Die Bezirksliga-Handballer wurden – wieder einmal mit einem bedingt konkurrenzfähigen  Kader – in Xanten gründlich versenkt, während das Reserveteam seine weiße Weste weiterhin wahren konnte…

TuS Xanten 1M – Moerser SC 1M 34:18 (19:9)

Die Erste trat mit einem dünnen Kader-Gerippe an, das in dieser Liga noch nicht einmal als Kinderschreck taugt. Nur ein regulärer Rückraumspieler trat den Kurztrip in die Domstadt an, aber wenigstens ist die Außenbahn nicht vom Aussterben bedroht.

Mit dieser kruden Mischung war es genau wie in der Vorwoche äußerst schwer, einen Zugang zum Spiel zu finden. Doch während Bocholt noch schwächelte und wenigstens einen hässlichen, aber offenen Kampf (24:25) zuließ, machten dominante Domstädter kurzen Prozess.

Nach erfreulichem Auftakt (3:3) hieß es schnell 4:11, da waren die Betonschuhe schon angelegt und der Leichenwagen am Fluss geparkt. In der zweiten Hälfte wurde es nicht besser, immerhin konnte Qualle Kaplanek noch sein erstes Tor als Feldspieler (sic!) beisteuern. Auch Andy Peiter aus der Dritten gebühren Lob und Dank. Der Rest ist Schweigen.

Damit ist die Chance auf Ligaplatz 2 endgültig verwirkt, am letzten Spieltag in Lintfort (Samstag, 18 Uhr) sollten wir uns wenigstens etwas besser verkaufen. Immerhin gibt es noch eine spannende Entscheidung in der Liga, ebenfalls am Samstag wird der wahrscheinliche zweite Absteiger in einem Endspiel zwischen Bocholt und den ewigen Dinslakenern ermittelt.

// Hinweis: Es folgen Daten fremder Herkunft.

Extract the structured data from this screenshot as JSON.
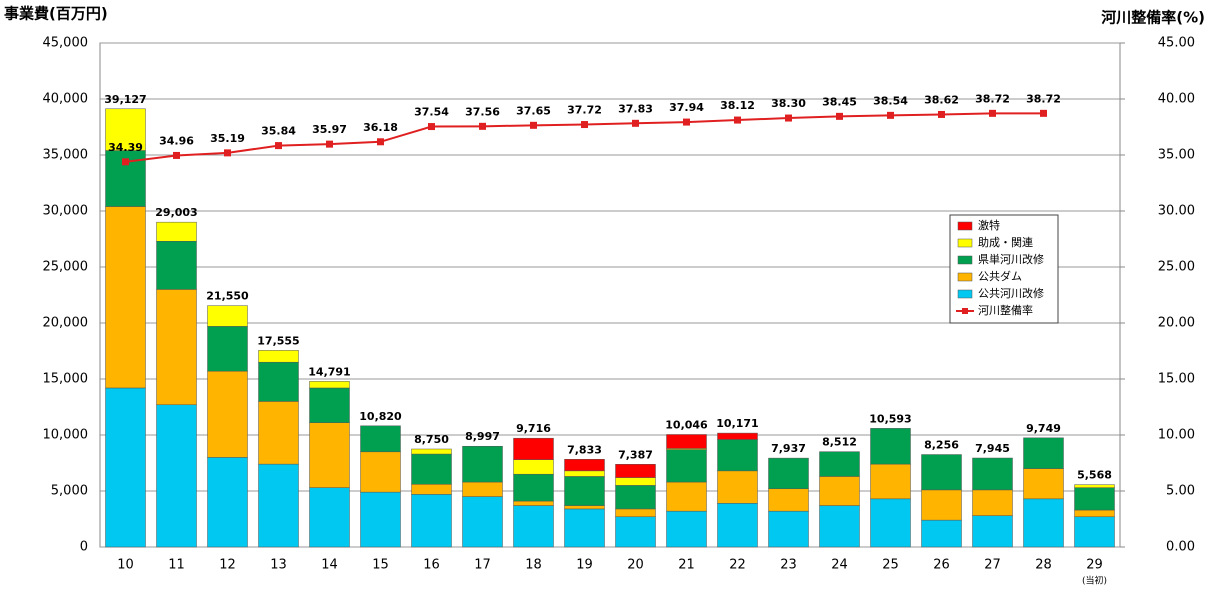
{
  "chart_data": {
    "type": "stacked-bar-line",
    "y_axis_title": "事業費(百万円)",
    "y2_axis_title": "河川整備率(%)",
    "categories": [
      "10",
      "11",
      "12",
      "13",
      "14",
      "15",
      "16",
      "17",
      "18",
      "19",
      "20",
      "21",
      "22",
      "23",
      "24",
      "25",
      "26",
      "27",
      "28",
      "29"
    ],
    "annotations": [
      {
        "category": "29",
        "text": "(当初)"
      }
    ],
    "series": [
      {
        "name": "公共河川改修",
        "color": "#00c8f0",
        "values": [
          14200,
          12700,
          8000,
          7400,
          5300,
          4900,
          4700,
          4500,
          3700,
          3400,
          2700,
          3200,
          3900,
          3200,
          3700,
          4300,
          2400,
          2800,
          4300,
          2700
        ]
      },
      {
        "name": "公共ダム",
        "color": "#ffb400",
        "values": [
          16200,
          10300,
          7700,
          5600,
          5800,
          3600,
          900,
          1300,
          400,
          300,
          700,
          2600,
          2900,
          2000,
          2600,
          3100,
          2700,
          2300,
          2700,
          600
        ]
      },
      {
        "name": "県単河川改修",
        "color": "#00a050",
        "values": [
          5000,
          4300,
          4000,
          3500,
          3100,
          2320,
          2700,
          3197,
          2400,
          2600,
          2100,
          2900,
          2800,
          2737,
          2212,
          3193,
          3156,
          2845,
          2749,
          2000
        ]
      },
      {
        "name": "助成・関連",
        "color": "#ffff00",
        "values": [
          3727,
          1703,
          1850,
          1055,
          591,
          0,
          450,
          0,
          1300,
          500,
          700,
          100,
          0,
          0,
          0,
          0,
          0,
          0,
          0,
          268
        ]
      },
      {
        "name": "激特",
        "color": "#ff0000",
        "values": [
          0,
          0,
          0,
          0,
          0,
          0,
          0,
          0,
          1916,
          1033,
          1187,
          1246,
          571,
          0,
          0,
          0,
          0,
          0,
          0,
          0
        ]
      },
      {
        "name": "河川整備率",
        "color": "#e02020",
        "axis": "y2",
        "values": [
          34.39,
          34.96,
          35.19,
          35.84,
          35.97,
          36.18,
          37.54,
          37.56,
          37.65,
          37.72,
          37.83,
          37.94,
          38.12,
          38.3,
          38.45,
          38.54,
          38.62,
          38.72,
          38.72,
          null
        ],
        "value_labels": [
          "34.39",
          "34.96",
          "35.19",
          "35.84",
          "35.97",
          "36.18",
          "37.54",
          "37.56",
          "37.65",
          "37.72",
          "37.83",
          "37.94",
          "38.12",
          "38.30",
          "38.45",
          "38.54",
          "38.62",
          "38.72",
          "38.72",
          null
        ]
      }
    ],
    "total_labels": [
      "39,127",
      "29,003",
      "21,550",
      "17,555",
      "14,791",
      "10,820",
      "8,750",
      "8,997",
      "9,716",
      "7,833",
      "7,387",
      "10,046",
      "10,171",
      "7,937",
      "8,512",
      "10,593",
      "8,256",
      "7,945",
      "9,749",
      "5,568"
    ],
    "ylim": [
      0,
      45000
    ],
    "yticks": [
      0,
      {
        "value": 5000,
        "label": "5,000"
      },
      {
        "value": 10000,
        "label": "10,000"
      },
      {
        "value": 15000,
        "label": "15,000"
      },
      {
        "value": 20000,
        "label": "20,000"
      },
      {
        "value": 25000,
        "label": "25,000"
      },
      {
        "value": 30000,
        "label": "30,000"
      },
      {
        "value": 35000,
        "label": "35,000"
      },
      {
        "value": 40000,
        "label": "40,000"
      },
      {
        "value": 45000,
        "label": "45,000"
      }
    ],
    "y2lim": [
      0,
      45
    ],
    "y2ticks": [
      {
        "value": 0,
        "label": "0.00"
      },
      {
        "value": 5,
        "label": "5.00"
      },
      {
        "value": 10,
        "label": "10.00"
      },
      {
        "value": 15,
        "label": "15.00"
      },
      {
        "value": 20,
        "label": "20.00"
      },
      {
        "value": 25,
        "label": "25.00"
      },
      {
        "value": 30,
        "label": "30.00"
      },
      {
        "value": 35,
        "label": "35.00"
      },
      {
        "value": 40,
        "label": "40.00"
      },
      {
        "value": 45,
        "label": "45.00"
      }
    ],
    "grid": true,
    "legend": "right"
  }
}
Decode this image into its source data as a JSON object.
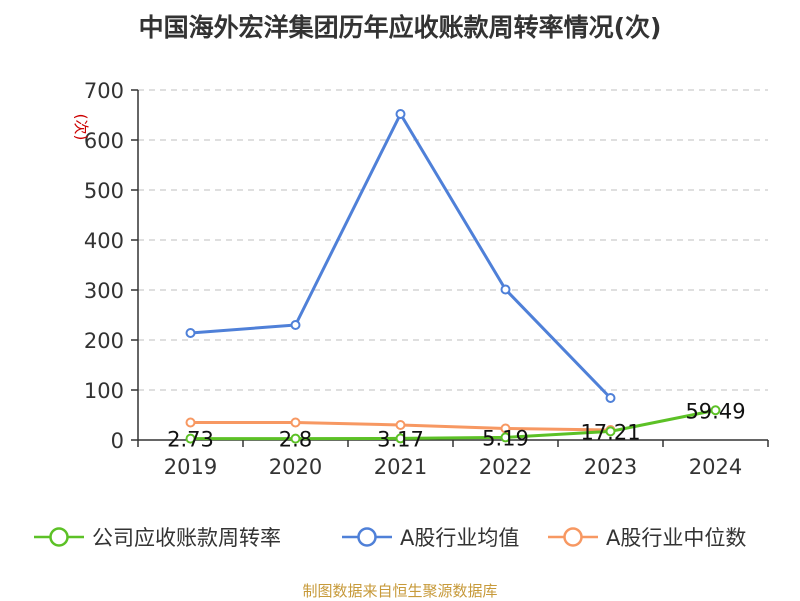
{
  "title": "中国海外宏洋集团历年应收账款周转率情况(次)",
  "source_note": "制图数据来自恒生聚源数据库",
  "chart_data": {
    "type": "line",
    "categories": [
      "2019",
      "2020",
      "2021",
      "2022",
      "2023",
      "2024"
    ],
    "ylabel": "(次)",
    "ylim": [
      0,
      700
    ],
    "yticks": [
      0,
      100,
      200,
      300,
      400,
      500,
      600,
      700
    ],
    "grid": true,
    "legend_position": "bottom",
    "series": [
      {
        "name": "公司应收账款周转率",
        "color": "#5cc126",
        "values": [
          2.73,
          2.8,
          3.17,
          5.19,
          17.21,
          59.49
        ],
        "labels": [
          "2.73",
          "2.8",
          "3.17",
          "5.19",
          "17.21",
          "59.49"
        ]
      },
      {
        "name": "A股行业均值",
        "color": "#4f80d8",
        "values": [
          214,
          230,
          652,
          301,
          84,
          null
        ]
      },
      {
        "name": "A股行业中位数",
        "color": "#f79862",
        "values": [
          35,
          35,
          30,
          23,
          20,
          null
        ]
      }
    ]
  }
}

Da würde ich lieber hinfahren.

Torschützen: Vanek 4/2, Schlie 4, Peiter 3, Knapp 2, Süßer 2, Vook 1, Kaplanek 1, Oeß 1

Moerser SC 2M – KSV Kevelaer 1M 31:16 (14:11)

Das zweite Spiel im Urbi et orbi-Doppelpack des Wochenendes verlief wesentlich erfreulicher. Gegen die Defensivspezialisten aus dem Wallfahrtsort lief es aber zunächst nicht rund.

Die Gäste spielten eine anspruchsvolle erste Hälfte, sicherten sich mit elaborierten Kombinationen einen steten Torfluss und konnten sich in der Defensive auf einen starken Keeper verlassen. Bis zum 11:11 verlief die Partie komplett auf Augenhöhe, mit einem kleinen Vorsprung ging es in die Pause.

Nach dem Seitenwechsel herrschten unmittelbar klare Verhältnisse. Unsere Deckung zeigte sich wesentlich aufmerksamer, fing viele Pässe vor der Endstation ab. Den KSV-Würfen fehlte es zudem zunehmend an Präzision. Die Folge: Tempogegenstoßtraining, schnelle Erfolge, nach 35 Minuten war die Motorradmesse gelesen (19:11).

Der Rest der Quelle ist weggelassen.